My father considered a walk among the mountains as the equivalent of churchgoing.
The Hiker Responsibility Code is a set of principles that all hikers can look to before they hit the trail. Similar to the Skier's Responsibility Code endorsed by the National Ski Areas Association, the Hiker Responsibility Code was created to help hikers become more self aware about their responsibility for their own safety every time they are on a hike. It also acknowledges the inherent danger of hiking in the backcountry, and encourages hikers to be better prepared every time they are on the trail.
Hiker Responsibility Code
You are responsible for yourself, so be prepared:
1. With knowledge and gear. Become self reliant by learning about the terrain, conditions, local weather and your equipment before you start.
2. To leave your plans. Tell someone where you are going, the trails you are hiking, when you will return and your emergency plans.

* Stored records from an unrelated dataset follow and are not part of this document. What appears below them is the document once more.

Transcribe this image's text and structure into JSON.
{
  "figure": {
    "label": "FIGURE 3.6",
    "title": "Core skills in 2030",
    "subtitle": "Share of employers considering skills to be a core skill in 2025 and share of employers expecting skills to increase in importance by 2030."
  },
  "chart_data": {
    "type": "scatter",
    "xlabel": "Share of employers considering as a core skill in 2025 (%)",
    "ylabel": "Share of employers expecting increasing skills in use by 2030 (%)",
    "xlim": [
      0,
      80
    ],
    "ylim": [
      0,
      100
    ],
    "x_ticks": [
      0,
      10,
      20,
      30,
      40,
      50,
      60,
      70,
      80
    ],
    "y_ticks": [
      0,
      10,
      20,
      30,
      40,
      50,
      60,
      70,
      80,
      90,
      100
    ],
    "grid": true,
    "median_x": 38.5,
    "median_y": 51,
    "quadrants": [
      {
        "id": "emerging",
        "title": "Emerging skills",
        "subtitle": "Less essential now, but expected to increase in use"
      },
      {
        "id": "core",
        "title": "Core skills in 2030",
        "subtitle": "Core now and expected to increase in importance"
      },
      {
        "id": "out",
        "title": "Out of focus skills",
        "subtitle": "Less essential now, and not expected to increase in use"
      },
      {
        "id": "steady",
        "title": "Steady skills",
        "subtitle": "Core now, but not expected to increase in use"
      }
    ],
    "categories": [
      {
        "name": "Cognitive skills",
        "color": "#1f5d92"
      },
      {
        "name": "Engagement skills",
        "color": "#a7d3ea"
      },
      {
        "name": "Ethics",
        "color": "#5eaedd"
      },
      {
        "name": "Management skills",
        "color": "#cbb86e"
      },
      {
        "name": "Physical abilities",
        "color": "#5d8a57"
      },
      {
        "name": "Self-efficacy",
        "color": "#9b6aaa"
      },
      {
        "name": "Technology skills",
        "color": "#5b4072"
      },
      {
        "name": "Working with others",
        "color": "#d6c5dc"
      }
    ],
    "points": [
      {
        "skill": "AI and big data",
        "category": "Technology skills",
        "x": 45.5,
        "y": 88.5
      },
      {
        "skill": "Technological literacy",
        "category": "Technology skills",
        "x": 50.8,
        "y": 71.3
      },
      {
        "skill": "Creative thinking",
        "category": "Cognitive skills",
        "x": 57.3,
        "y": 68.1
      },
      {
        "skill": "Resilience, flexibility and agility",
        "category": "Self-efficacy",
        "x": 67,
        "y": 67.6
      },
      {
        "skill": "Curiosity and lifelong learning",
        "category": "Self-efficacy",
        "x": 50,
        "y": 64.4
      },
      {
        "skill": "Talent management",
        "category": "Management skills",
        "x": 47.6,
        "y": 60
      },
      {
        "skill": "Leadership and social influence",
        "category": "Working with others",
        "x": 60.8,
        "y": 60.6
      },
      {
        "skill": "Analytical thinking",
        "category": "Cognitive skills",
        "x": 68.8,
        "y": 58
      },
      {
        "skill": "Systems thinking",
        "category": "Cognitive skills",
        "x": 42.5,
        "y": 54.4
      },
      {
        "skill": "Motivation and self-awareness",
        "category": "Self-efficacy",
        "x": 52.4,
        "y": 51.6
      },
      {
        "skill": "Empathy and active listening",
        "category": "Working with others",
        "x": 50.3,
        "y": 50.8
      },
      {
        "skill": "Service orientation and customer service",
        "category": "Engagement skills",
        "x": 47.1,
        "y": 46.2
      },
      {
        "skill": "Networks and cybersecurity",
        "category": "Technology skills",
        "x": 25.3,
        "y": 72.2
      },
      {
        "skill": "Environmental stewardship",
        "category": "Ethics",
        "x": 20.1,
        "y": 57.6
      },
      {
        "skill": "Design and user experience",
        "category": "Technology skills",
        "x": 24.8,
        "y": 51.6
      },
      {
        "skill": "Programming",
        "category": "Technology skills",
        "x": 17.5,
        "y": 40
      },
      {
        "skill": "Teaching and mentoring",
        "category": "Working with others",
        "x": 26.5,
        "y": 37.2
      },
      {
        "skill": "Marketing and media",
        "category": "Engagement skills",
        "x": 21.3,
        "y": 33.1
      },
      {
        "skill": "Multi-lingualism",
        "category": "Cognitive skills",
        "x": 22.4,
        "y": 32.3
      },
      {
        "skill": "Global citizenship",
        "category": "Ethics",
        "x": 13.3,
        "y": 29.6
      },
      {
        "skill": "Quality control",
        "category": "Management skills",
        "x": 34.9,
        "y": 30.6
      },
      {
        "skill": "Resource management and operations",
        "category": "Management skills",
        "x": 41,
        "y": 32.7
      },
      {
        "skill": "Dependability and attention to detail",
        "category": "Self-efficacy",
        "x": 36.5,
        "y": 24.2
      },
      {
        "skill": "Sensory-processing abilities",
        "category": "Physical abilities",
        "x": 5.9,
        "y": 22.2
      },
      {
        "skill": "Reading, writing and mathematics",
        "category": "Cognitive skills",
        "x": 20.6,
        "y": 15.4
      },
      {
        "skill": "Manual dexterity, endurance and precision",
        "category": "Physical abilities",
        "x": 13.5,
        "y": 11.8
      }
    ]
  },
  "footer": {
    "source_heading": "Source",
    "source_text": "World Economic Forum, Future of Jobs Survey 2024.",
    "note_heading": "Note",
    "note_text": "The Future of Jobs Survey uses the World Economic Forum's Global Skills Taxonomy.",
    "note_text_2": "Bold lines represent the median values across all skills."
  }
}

3. To stay together. When you start as a group, hike as a group, end as a group. Pace your hike to the slowest person.
4. To turn back. Weather changes quickly in the mountains. Fatigue and unexpected conditions can also affect your hike. Know your limitations and when to postpone your hike. The mountains will be there another day.
5. For emergencies. Even if you are headed out for just an hour, an injury, severe weather or a wrong turn could become life threatening. Don’t assume you will be rescued; know how to rescue yourself.
6. To share the hiker code with others.
hikeSafe: It’s Your Responsibility.
The Hiker Responsibility Code was developed and is endorsed by the White Mountain National Forest and New Hampshire Fish and Game.